The Press Line is the first candidate for master schedule control, but only for those presses that are regulating throughput (bottle­necks). The presses that do not control the throughput of the follow-on resources are left to MRP. The bottleneck presses require a good deal of attention. After all, by definition, they are regulating the flow of product through the entire process. With these thoughts in mind we must develop a schedule for the bottleneck presses that maximizes their output. This maximization is accomplished through the application of any number of tech­niques such as batch splitting, minimizing down time by sched­uling preventive maintenance, reducing setup times, maximizing the quality of incoming material to the presses and improving molding processes to el iminate scrap at the presses. After applying the techniques and maximizing the presses' output, we have produced a schedule that can be used to drive the other resources. We now use the press schedule to backward-schedule the Com­pound Room (upstream activity), and to forward-schedule the downstream activities (Figure 1).

By master-scheduling the bottleneck presses, we are assured of maximizing the total system's output. It would not be logical to assume that all of our planning considerations could be accom­modated by back-scheduling the presses from an end-item explo­sion, in a typical MRP fashion.

Once the MPS is completed, the BOM must be created, or adjusted, to provide the ability to execute the schedule. In this case, since the MPS is in midstream of the product flow, multiple bills must be created. Conceptually, the outcome we have created is the scheduling of the actual resources, the presses. But, in application we must produce a schedule for those parts that run over those resources. Each of the MPS items must have a BOM to develop requirements for the Compound Room. One of those bills might look like this:

Top Level 13768a

Level 01 Molding Compound #9024, 85#

Level 02 Fiberglass Roving, 15#

Level 02 R & H Resin, 65#

Level 02 Calcium Carbonate, 5#

The demand on the Compound Room is the projected output plan for the bottleneck presses. We can input that demand schedule to MRP and let it do the balance of the planning for the Compound Room.

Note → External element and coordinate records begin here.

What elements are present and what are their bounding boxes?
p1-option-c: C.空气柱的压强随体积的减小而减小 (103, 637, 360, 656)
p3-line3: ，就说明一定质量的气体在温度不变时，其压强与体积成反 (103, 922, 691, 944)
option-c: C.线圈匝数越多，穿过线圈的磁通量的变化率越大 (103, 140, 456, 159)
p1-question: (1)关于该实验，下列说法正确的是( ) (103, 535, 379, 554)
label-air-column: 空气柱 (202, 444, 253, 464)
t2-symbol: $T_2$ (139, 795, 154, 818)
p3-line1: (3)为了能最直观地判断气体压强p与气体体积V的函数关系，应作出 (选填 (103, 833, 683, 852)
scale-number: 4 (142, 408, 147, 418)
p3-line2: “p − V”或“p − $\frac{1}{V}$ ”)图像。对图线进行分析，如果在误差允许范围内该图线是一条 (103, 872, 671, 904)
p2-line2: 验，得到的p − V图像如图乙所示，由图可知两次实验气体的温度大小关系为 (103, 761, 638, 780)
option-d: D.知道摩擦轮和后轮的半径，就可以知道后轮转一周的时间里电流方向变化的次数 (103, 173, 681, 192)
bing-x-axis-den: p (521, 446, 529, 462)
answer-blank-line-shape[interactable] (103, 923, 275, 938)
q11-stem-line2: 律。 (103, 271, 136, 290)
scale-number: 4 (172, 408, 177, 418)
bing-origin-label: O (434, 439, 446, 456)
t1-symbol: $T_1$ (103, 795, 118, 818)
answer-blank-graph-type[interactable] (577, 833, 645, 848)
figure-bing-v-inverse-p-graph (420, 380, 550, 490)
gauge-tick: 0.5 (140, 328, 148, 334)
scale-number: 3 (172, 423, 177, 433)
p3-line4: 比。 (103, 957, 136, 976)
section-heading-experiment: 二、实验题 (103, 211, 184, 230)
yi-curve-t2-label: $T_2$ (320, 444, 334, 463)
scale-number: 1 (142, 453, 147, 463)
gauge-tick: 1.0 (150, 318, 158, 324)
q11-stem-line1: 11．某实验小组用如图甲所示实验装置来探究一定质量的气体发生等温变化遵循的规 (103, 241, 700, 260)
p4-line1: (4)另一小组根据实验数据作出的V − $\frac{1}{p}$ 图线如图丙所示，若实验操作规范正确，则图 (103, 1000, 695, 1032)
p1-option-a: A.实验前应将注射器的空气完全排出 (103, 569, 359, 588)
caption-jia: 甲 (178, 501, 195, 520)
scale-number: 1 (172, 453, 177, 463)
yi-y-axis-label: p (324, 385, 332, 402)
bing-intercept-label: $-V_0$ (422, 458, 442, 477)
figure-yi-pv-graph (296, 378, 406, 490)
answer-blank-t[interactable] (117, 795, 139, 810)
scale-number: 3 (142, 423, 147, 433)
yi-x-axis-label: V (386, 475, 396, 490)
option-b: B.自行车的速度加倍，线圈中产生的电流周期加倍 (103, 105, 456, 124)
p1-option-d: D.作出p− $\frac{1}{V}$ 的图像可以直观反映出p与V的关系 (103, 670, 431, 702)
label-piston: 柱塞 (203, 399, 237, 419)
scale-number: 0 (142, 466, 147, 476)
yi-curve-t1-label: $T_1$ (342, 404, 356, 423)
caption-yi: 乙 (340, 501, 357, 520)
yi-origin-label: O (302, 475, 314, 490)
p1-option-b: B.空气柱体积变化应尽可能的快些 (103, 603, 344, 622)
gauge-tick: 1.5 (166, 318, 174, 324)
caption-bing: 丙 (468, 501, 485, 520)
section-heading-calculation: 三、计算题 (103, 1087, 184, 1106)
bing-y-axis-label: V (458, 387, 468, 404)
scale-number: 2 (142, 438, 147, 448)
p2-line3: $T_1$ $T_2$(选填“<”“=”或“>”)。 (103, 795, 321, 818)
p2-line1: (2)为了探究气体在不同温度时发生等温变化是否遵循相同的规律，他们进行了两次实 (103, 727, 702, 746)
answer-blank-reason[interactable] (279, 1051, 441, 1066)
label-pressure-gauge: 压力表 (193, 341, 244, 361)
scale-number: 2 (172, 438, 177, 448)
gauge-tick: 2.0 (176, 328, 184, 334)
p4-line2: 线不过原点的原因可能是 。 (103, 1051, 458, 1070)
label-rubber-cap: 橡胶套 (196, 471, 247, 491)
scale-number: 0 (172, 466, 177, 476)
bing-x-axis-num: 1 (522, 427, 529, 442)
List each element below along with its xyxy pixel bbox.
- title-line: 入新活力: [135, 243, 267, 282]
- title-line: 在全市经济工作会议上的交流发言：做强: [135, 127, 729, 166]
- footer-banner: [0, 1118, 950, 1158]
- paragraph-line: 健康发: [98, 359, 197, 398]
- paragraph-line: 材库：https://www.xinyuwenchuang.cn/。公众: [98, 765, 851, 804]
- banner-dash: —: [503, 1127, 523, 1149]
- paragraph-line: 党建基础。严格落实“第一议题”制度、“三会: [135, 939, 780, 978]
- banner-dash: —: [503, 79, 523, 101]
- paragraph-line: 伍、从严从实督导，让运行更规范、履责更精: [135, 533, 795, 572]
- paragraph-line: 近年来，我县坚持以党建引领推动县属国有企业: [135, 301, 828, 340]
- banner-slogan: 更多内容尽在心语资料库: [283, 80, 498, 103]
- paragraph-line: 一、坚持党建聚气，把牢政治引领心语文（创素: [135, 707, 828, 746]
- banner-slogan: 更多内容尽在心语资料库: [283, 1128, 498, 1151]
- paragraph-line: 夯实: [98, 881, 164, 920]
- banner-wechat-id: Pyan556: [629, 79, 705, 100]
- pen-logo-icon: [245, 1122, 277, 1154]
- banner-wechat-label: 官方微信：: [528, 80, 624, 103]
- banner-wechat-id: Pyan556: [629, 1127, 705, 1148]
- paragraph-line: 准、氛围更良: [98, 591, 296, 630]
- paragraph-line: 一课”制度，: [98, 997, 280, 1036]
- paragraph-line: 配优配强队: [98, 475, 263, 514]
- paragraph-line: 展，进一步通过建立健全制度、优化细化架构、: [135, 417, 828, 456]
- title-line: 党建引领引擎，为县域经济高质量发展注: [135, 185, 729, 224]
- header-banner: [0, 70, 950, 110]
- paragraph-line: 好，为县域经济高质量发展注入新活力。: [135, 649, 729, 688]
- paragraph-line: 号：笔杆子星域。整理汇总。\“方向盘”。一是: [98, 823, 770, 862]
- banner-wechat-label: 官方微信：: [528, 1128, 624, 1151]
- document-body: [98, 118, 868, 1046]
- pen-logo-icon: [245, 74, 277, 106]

There is another resource we should consider for master sched­uling; the Paint Primer Line. The reason for master scheduling this resource is that it must be scheduled in accordance with whatever is produced from the presses. The actual and planned output from the presses becomes the demand that is loaded into the primer line MPS. Now the primer line can be scheduled in accordance with its peculiar requirements. And, in a fashion identical to the press line, bills of material must be developed for the primer line's MPS items.

By scheduling Company A as has been described, several advan­tages are achieved:

1. The critical, or bottleneck, resources are maximized, and subsequently the output of the total system.

2. Inventories can be controlled better because both push and pull techniques are employed.